Former NBA player helps police nab suspect

Former NBA player helps police nab suspect
PORTLAND, Ore. (AP) - The families of former NFL defensive back Anthony Newman and former NBA guard Terrell Brandon were the victims of an extortion attempt, the Portland Police Bureau said.
Bobby Hayes, 41, was charged with theft by extortion and attempted theft by extortion. Police suspect he wrote threatening letters demanding $10,000 from the families of Newman and Brandon, according to court papers.
One of the letters arrived early last week at the home of Newman's 65-year-old mother. It was addressed to "NFL Mom."

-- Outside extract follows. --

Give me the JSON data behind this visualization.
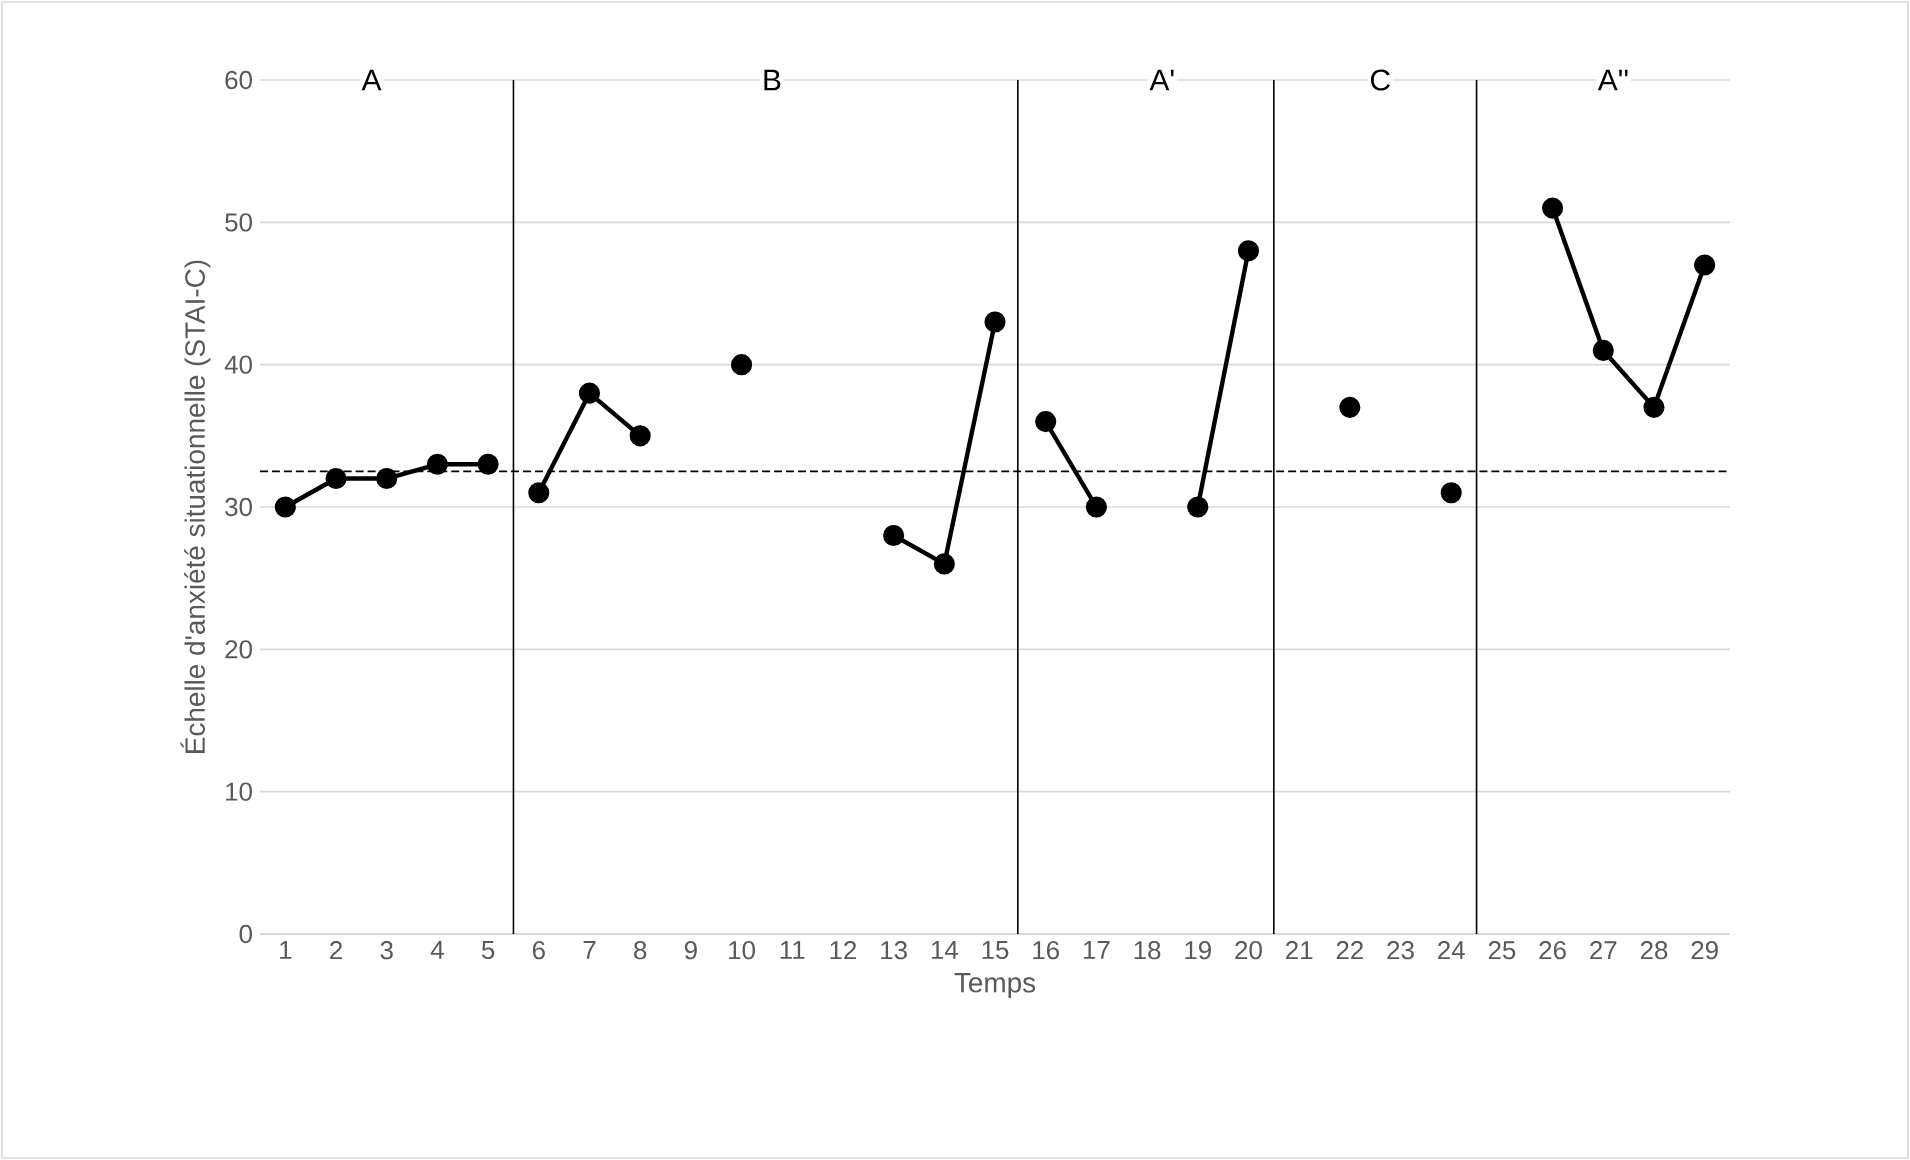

"U don't know me, but I know U," it read. "I want 10K in cash in a black bag set next to your garage door Friday night. If you tell the police and try to be a hero you will be responsible for the murder of your whole family."
Brandon, meanwhile, took matters into his own hands. He and a friend, Timothy Upshaw, followed the instructions in a similar letter and a placed a black bag outside last Friday night.
Upshaw told police he saw a man arrive alone by car and grab the bag out of the bushes. When the stranger opened the bag and saw a $1 bill on top of a stack of plain paper, Upshaw told police he overheard him say, "What the (expletive) is this?"
Police say Upshaw confronted the man, who ran. A northeast Portland resident later called 911, saying he heard some men on the street "talking about killing" someone.
When officers arrived, Upshaw and Brandon were with Hayes. Officers handcuffed everyone before learning about the alleged extortion, Portland police spokesman Sgt. Brian Schmautz said.
Hayes was taken into custody, but later released after posting 10 percent of his $25,000 bail. The court ordered him to have no contact with the Newman and Brandon families.
Brandon, 37, retired from the NBA in 2004 and operates a barbershop in northeast Portland. Newman, 42, played 12 seasons in the NFL and now operates Anthony Newman Extreme Sports Camps for youth.
"It was terrible for my mother, and my wife and kids," Newman told The Oregonian on Thursday. "Everyday I had to look over my shoulder and worry if someone is going to do something. It's been a tough week for my family."